In many ways, I think the most important thing in scientific publishing has been the Los Alamos physics archive under the leadership of Paul Ginsparg. All important physics research gets published first on that archive. It developed at a time when there were no alternatives, and the high-energy-physics community, which had always been in the habit of circulating working papers, started using an e-mail-based service to distribute papers. From that it grew to cover large chunks of physics and related disciplines.

I'm also a great believer that one should watch what's happening in the Web mainstream, because so much good stuff is happening there. For example, Yahoo.com is being used for the sorts of things that people used to use public libraries for. If you want to know something about jobs in your town, or you want to get tax forms, or you have a medical problem and you want information about it, or you want to decide what car to buy next, people used to go to the public library. People, of course, still go to public libraries. But for even more people, their first instinct is to turn to Yahoo.com.

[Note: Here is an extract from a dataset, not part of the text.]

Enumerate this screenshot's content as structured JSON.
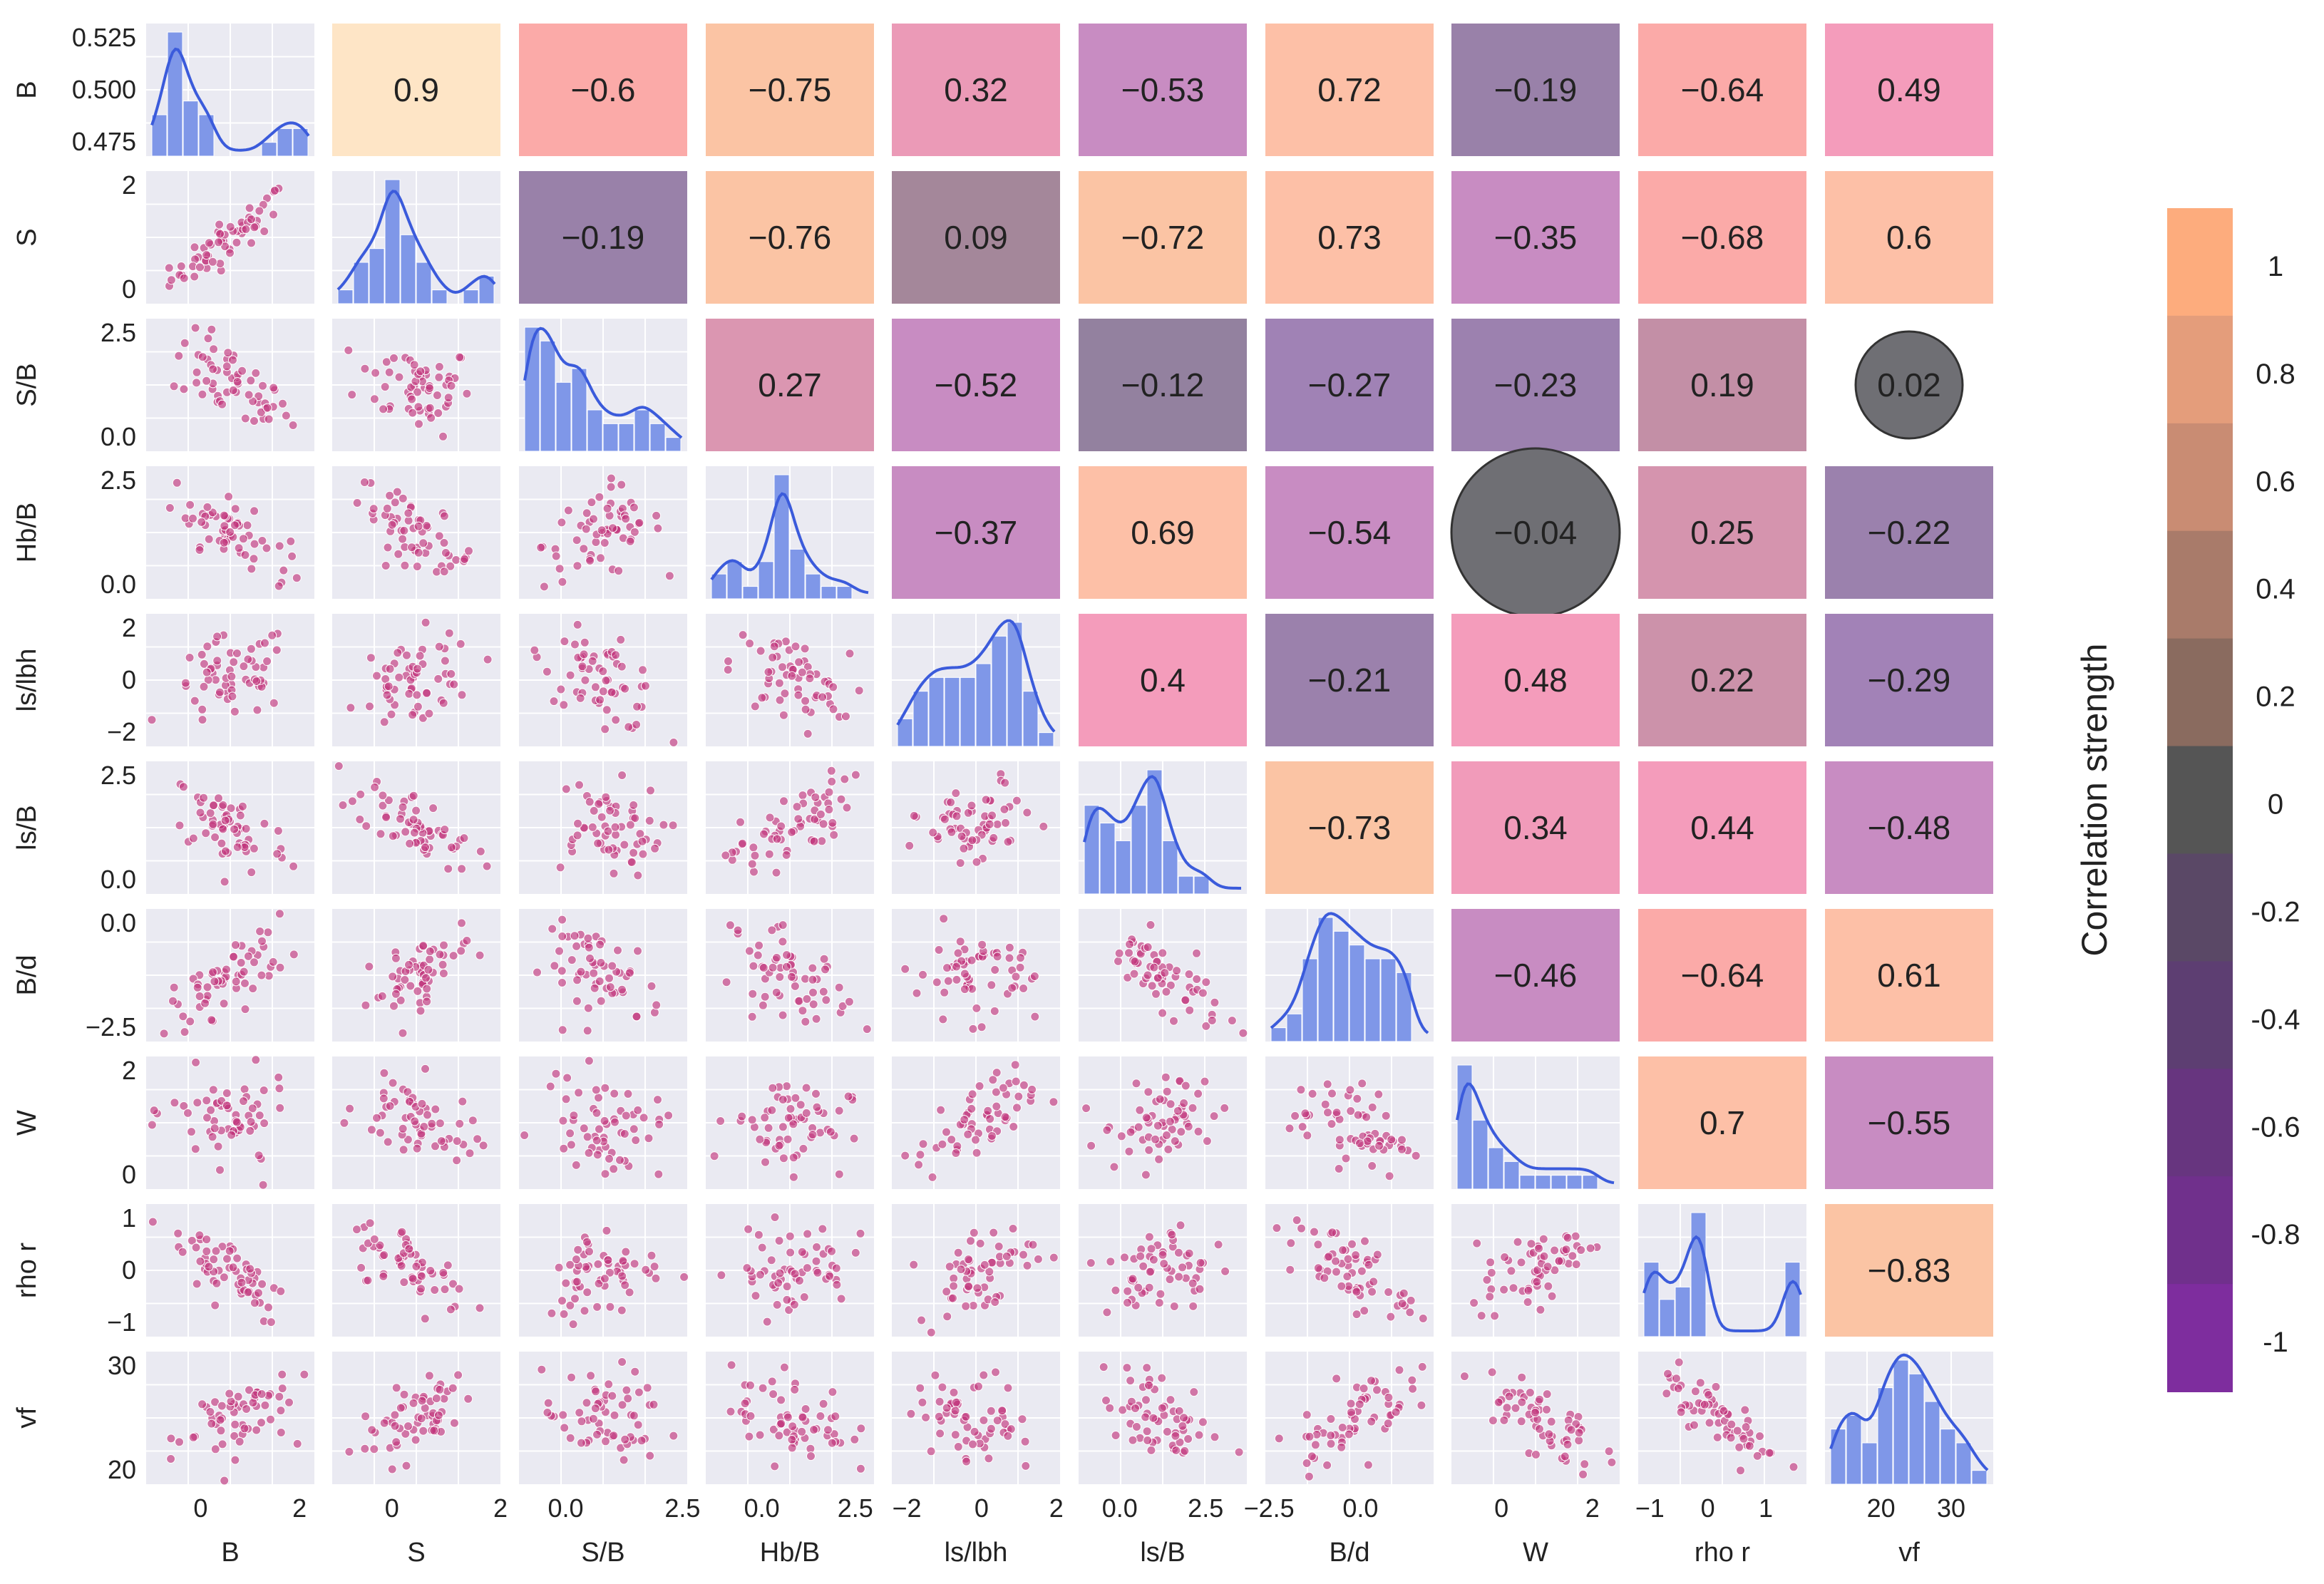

Amazon.com is another splendid example of open-access information. There is Books in Print, very expensive and very profitable. And it used to have a monopoly. Nowadays, all that information is available at Amazon.com, and so you have open access competing with the traditional, for-payment product. Amazon.com doesn't put that information up because it's a philanthropic organization. It's part of the company's marketing, but it's a first-class source of information. I use it all the time for checking references and citations, and even occasionally for buying books. The point is, Yahoo.com and Amazon.com are important, open-access library services.